As we discussed in the May edition of Accounting briefing, a proposed reduction of the main rate of corporation tax to 23% from 1 April 2013 was included in the March 2012 Budget. This reduction was included in the Finance Bill 2012, which received its third reading in the House of Commons on 3 July 2012 and is now awaiting passage through the House of Lords and Royal Assent. The rate reduction is therefore now substantially enacted for accounting purposes.
Companies subject to the main rate of corporation tax with balance sheet dates on or after 3 July 2012 (for example, July year ends) should measure deferred tax assets and liabilities being realised or settled after 1 April 2013 based on the new 23% rate; those being realised or settled before 1 April 2013 should be measured at the 24% rate previously enacted.
Companies with balance sheet dates between 26 March 2012 and 3 July 2012 (for example, March or June year ends) should measure all deferred tax assets and liabilities being realised on or settled after 1 April 2012 based on the 24% rate.
Companies with balance sheet dates before 26 March 2012 (for example, December year ends), should use the 25% rate that was enacted under the Finance Bill 2011.
The further decrease to 22% from 1 April 2014 is not expected to be substantively enacted until a future Finance Bill is approved.
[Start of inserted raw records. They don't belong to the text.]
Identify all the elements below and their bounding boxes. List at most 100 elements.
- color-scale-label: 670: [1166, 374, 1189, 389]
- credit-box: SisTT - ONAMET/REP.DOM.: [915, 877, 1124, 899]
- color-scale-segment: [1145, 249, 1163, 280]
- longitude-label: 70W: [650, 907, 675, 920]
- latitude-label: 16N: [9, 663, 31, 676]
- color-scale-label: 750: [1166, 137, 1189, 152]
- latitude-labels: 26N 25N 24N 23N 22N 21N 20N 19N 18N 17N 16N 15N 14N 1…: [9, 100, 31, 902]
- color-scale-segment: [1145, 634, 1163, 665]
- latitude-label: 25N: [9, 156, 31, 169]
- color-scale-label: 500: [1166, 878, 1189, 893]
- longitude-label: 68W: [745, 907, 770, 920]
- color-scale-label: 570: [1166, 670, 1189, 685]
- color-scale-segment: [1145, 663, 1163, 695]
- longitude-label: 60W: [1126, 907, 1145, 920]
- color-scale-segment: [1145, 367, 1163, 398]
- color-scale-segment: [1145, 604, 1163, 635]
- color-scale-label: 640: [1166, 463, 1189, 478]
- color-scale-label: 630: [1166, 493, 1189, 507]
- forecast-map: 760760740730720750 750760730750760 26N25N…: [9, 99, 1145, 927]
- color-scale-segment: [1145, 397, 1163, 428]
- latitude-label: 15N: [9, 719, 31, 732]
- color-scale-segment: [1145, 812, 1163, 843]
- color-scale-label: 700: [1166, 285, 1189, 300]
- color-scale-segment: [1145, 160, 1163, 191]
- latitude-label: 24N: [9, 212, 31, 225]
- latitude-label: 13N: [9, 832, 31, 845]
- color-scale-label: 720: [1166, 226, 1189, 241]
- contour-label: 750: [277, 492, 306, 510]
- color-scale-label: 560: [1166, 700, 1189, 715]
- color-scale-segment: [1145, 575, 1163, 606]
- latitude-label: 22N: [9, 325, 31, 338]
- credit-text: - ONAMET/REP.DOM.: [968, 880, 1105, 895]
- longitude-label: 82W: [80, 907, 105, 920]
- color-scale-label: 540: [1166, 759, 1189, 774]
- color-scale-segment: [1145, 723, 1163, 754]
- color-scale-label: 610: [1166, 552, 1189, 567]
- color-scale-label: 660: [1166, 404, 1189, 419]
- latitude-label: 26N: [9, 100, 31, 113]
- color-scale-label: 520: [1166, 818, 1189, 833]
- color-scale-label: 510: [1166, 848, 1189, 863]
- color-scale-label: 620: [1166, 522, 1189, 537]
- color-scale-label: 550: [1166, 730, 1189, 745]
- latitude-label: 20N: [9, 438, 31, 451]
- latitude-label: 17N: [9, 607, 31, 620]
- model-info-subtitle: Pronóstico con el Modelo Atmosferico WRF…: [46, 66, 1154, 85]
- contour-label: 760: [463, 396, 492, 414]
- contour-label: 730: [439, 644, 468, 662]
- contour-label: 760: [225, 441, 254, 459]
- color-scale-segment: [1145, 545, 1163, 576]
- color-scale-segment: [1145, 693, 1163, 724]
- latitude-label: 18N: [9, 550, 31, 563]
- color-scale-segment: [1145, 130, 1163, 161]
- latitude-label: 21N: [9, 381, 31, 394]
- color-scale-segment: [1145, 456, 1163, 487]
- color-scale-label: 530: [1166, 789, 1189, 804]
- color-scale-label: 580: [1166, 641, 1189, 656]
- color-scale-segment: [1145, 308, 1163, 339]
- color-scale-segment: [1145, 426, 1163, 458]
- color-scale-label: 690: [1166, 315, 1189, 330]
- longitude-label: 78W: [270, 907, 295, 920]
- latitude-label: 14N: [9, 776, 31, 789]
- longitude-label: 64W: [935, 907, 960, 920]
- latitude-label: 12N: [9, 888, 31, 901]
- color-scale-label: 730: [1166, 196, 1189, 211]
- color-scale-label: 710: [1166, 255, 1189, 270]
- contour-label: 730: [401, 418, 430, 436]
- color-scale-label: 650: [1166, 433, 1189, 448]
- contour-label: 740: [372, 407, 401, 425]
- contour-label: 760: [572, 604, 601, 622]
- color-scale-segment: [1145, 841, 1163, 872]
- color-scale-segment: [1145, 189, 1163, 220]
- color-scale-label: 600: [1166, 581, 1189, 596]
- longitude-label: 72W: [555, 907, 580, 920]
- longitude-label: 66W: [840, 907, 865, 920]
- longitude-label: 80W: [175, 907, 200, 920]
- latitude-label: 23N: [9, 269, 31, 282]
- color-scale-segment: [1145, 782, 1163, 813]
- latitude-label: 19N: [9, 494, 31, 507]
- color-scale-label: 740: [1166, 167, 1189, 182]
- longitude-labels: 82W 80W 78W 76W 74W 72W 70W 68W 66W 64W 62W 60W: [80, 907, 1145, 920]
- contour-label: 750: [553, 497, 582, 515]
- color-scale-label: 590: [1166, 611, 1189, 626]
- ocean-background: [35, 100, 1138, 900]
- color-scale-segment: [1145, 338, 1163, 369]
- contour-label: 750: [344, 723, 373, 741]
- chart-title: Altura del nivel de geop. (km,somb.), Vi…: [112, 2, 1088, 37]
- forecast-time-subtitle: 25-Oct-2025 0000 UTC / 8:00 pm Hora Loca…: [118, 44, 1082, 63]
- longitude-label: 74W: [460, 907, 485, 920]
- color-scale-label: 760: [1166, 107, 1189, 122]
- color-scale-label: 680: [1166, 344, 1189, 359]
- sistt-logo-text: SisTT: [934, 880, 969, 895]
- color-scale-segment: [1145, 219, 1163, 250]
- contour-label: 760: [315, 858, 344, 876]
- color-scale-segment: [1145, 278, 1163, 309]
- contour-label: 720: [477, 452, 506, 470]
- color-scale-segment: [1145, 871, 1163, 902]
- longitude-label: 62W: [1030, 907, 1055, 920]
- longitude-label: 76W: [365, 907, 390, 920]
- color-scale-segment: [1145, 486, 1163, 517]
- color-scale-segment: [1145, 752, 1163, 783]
This reduction should not be taken into account when calculating deferred tax assets and liabilities at present.
Where the impact of the decrease in rate will be material to the reporting entity, but the rate is not substantively enacted at the balance sheet date, management should disclose the impact of the change under International Accounting Standard (IAS) 10, ‘Events after the reporting period’ (or Financial Reporting Standard (FRS) 21).